Le Docteur Simon était secondé vaille que vaille par monsieur Fehrenbach, brave allemand du sud-ouest, qui ne manquait pas d'une certaine bonhomie rustique. De temps à autre, il s'exerçait à manier un français rocailleux, riche en expressions archaïques, souvenirs de lycée. A la délégation allemande pour Spa avait été joint un Bavarois, ami des camériers du Roi de Bavière, Monsieur Von Stockhammern; une figure contractée lui donnait l'air fort dangereux. Je le vis plusieurs fois, car il était grand connaisseur de l'Histoire et des Histoires bavaroises. Bien que n'ayant aucune sorte de sympathie pour le nouveau régime, il avait inspiré confiance à Erzberger qui l'avait pris comme conseiller à l'Office des Reconstructions. Serré de près, par les représentants des syndicats chrétiens et autres qui avaient leur place de collaboration ouvrière aux reconstructions du Nord de la France, il traitait tout ce monde avec une bienveillance commandée par les faits, et qu'il corrigeait, dans ses moments de bonne humeur par un peu d'ironie. Il faisait d'ailleurs, d'amusante façon, le départ entre son véritable caractère qui était celui d'un haut dignitaires bavarois et sa fonction actuelle près du gouvernement prussien. Quand j'avais besoin d'une explication, il me disait avec humour: "Est-ce au Camérier de Sa Majesté Roi de Bavière que vous vous adressez, ou bien au Chef de Cabinet d'un Ministre du Reich?"

En somme, des consultations comme celles de Spa représentaient des tentatives d'explications qu'aucun contact humain ne pouvait venir vérifier et qui devaient rester à peu près stériles.

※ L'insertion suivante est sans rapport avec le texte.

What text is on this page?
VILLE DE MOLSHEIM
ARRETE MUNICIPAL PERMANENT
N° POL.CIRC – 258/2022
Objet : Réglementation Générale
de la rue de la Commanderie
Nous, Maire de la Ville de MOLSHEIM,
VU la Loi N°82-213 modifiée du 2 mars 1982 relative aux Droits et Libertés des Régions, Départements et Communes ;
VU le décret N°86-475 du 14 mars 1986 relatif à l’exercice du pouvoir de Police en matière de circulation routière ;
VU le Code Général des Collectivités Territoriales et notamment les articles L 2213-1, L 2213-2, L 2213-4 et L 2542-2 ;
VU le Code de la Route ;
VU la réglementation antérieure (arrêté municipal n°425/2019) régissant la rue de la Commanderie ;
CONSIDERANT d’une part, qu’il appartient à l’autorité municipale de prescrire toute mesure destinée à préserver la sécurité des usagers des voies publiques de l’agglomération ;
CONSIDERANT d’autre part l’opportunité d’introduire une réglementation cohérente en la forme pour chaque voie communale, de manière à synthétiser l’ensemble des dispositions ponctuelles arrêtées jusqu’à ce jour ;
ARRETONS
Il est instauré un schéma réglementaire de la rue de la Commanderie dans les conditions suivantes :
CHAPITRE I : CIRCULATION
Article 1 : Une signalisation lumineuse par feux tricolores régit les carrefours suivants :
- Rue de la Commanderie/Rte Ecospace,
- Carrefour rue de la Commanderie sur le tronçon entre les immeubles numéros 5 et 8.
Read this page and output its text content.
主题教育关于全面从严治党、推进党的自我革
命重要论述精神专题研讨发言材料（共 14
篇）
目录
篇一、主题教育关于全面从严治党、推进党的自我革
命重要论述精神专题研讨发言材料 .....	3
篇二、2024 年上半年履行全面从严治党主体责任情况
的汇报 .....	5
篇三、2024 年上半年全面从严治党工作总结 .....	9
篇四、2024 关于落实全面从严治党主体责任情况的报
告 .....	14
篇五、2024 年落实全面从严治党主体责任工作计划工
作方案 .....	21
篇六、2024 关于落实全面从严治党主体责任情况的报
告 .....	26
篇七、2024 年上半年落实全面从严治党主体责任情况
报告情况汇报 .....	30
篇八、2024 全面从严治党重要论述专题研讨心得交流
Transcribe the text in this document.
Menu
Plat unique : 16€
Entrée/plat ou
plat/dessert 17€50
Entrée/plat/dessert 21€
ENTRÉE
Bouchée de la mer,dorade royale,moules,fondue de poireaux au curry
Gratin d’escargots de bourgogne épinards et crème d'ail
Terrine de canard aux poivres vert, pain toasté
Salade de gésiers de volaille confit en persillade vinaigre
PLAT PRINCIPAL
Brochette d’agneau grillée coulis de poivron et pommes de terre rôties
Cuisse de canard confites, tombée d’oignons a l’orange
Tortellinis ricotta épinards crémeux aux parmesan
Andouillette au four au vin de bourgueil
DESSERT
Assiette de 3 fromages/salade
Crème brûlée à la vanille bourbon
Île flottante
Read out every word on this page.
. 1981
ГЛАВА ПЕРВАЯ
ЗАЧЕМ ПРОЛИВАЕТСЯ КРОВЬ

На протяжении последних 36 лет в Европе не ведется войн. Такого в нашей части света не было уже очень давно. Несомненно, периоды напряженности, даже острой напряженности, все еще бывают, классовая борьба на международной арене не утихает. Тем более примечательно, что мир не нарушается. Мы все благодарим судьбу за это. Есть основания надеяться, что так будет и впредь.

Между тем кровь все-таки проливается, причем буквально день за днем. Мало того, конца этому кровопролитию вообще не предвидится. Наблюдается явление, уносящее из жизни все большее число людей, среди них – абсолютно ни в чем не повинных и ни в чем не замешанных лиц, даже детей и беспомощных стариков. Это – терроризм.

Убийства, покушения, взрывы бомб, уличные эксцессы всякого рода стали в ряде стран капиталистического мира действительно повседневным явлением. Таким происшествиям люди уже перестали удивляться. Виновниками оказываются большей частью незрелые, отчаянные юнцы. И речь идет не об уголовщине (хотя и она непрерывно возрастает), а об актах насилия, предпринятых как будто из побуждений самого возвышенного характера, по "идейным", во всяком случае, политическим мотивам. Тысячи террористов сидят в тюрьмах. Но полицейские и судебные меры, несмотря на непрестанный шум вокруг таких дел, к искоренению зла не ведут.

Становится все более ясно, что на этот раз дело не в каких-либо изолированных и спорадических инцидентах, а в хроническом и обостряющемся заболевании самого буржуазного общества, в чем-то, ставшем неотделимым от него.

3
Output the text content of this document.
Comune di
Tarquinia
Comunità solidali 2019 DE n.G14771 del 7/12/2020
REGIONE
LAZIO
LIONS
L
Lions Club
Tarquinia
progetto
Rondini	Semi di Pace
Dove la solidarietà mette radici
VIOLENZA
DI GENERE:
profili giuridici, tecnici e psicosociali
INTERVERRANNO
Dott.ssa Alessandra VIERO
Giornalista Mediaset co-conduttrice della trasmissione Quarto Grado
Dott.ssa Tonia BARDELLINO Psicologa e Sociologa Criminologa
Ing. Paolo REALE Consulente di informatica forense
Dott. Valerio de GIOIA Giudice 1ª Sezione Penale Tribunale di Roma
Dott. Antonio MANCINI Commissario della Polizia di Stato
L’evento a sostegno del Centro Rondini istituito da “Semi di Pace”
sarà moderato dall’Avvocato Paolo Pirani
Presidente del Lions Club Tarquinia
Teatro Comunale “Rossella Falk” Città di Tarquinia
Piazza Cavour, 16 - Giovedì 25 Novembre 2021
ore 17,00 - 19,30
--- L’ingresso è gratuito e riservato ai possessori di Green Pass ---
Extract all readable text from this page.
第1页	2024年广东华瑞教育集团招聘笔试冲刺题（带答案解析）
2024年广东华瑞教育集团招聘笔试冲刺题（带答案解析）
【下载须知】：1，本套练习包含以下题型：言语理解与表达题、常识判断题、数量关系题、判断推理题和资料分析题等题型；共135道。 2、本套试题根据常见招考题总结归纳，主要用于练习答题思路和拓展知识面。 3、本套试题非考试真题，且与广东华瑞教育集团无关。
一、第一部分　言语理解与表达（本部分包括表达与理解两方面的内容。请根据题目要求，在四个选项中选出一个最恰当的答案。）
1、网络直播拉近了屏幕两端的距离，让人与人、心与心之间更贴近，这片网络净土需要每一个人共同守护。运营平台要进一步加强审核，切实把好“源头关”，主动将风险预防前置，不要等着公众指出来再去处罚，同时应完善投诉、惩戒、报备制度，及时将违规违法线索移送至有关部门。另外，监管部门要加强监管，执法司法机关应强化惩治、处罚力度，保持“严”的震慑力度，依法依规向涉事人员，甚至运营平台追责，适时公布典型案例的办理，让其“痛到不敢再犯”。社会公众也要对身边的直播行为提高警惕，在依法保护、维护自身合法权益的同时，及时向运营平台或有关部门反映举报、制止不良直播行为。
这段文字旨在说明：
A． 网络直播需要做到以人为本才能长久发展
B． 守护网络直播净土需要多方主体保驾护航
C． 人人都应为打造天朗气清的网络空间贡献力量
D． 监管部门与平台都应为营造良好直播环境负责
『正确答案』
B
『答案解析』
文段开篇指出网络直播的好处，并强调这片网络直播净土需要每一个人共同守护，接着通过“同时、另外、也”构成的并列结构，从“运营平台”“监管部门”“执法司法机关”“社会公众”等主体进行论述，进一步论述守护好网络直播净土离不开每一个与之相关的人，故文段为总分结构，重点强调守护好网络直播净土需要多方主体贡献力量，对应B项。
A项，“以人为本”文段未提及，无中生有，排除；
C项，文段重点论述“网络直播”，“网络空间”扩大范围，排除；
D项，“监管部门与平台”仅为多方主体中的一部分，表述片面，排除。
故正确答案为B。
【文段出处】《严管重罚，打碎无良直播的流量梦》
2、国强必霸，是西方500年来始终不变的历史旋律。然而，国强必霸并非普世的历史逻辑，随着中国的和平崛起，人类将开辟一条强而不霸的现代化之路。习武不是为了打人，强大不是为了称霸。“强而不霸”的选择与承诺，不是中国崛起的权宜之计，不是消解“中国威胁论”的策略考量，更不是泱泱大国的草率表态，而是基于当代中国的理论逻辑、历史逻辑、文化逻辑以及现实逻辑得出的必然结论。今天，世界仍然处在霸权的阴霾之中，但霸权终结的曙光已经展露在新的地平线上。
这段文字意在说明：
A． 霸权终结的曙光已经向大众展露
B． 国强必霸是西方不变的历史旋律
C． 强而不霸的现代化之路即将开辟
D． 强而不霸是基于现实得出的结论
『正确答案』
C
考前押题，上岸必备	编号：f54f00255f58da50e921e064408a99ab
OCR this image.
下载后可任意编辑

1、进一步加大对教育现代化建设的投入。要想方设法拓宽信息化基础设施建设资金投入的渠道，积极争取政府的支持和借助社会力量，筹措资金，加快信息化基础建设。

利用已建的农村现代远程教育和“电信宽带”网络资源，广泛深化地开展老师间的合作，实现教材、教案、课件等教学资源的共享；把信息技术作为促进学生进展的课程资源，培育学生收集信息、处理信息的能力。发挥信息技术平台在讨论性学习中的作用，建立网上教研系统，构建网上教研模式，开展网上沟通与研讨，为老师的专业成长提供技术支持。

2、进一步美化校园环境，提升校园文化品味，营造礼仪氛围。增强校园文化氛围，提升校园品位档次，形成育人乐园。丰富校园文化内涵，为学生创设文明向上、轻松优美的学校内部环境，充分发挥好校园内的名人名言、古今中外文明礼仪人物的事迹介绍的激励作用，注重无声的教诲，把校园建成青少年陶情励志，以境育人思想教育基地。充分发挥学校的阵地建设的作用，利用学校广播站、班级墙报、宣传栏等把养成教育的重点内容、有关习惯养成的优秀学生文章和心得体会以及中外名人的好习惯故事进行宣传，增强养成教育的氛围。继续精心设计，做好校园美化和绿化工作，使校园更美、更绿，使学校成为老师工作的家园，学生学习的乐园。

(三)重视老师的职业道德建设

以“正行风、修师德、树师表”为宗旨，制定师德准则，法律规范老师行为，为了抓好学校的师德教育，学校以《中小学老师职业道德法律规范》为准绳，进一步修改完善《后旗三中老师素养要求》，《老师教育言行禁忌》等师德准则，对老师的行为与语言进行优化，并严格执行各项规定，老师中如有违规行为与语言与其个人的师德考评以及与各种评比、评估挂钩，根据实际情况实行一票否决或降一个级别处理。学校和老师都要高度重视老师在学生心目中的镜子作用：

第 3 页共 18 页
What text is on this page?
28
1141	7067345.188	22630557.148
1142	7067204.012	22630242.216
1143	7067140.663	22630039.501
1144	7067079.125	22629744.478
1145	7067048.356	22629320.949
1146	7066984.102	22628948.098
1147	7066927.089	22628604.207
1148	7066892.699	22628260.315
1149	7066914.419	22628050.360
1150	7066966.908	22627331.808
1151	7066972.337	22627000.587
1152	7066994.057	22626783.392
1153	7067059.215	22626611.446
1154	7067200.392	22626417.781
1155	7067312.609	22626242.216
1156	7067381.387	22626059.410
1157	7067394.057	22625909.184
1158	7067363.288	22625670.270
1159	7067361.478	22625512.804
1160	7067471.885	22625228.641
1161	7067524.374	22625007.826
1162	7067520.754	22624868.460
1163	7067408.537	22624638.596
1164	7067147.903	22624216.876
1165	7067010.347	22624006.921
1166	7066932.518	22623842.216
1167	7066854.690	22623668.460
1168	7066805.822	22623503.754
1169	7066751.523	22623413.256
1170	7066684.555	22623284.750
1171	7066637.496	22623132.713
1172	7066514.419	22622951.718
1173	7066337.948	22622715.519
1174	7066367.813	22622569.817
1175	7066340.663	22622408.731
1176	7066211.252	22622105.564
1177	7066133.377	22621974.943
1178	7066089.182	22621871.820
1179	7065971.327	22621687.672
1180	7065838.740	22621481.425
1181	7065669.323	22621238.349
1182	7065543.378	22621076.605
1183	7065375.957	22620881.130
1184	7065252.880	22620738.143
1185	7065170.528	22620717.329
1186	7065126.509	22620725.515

Il me semble voir encore les délégués allemands avec leurs redingotes démodées et un peu luisantes, debout, les bras ballants dans un coin obscur de la salle de réunions à l'heure du thé. Nous n'y mettions certes pas de mauvaise volonté. Mais nous étions tellement occupés de nous-mêmes et de nos alliés que dans ces moments de détente, nous oublions presque la présence de ces Allemands conviés à notre entretien. C'est à peine si nous trouvions les aimables paroles qui sont d'usage quand on offre un biscuit.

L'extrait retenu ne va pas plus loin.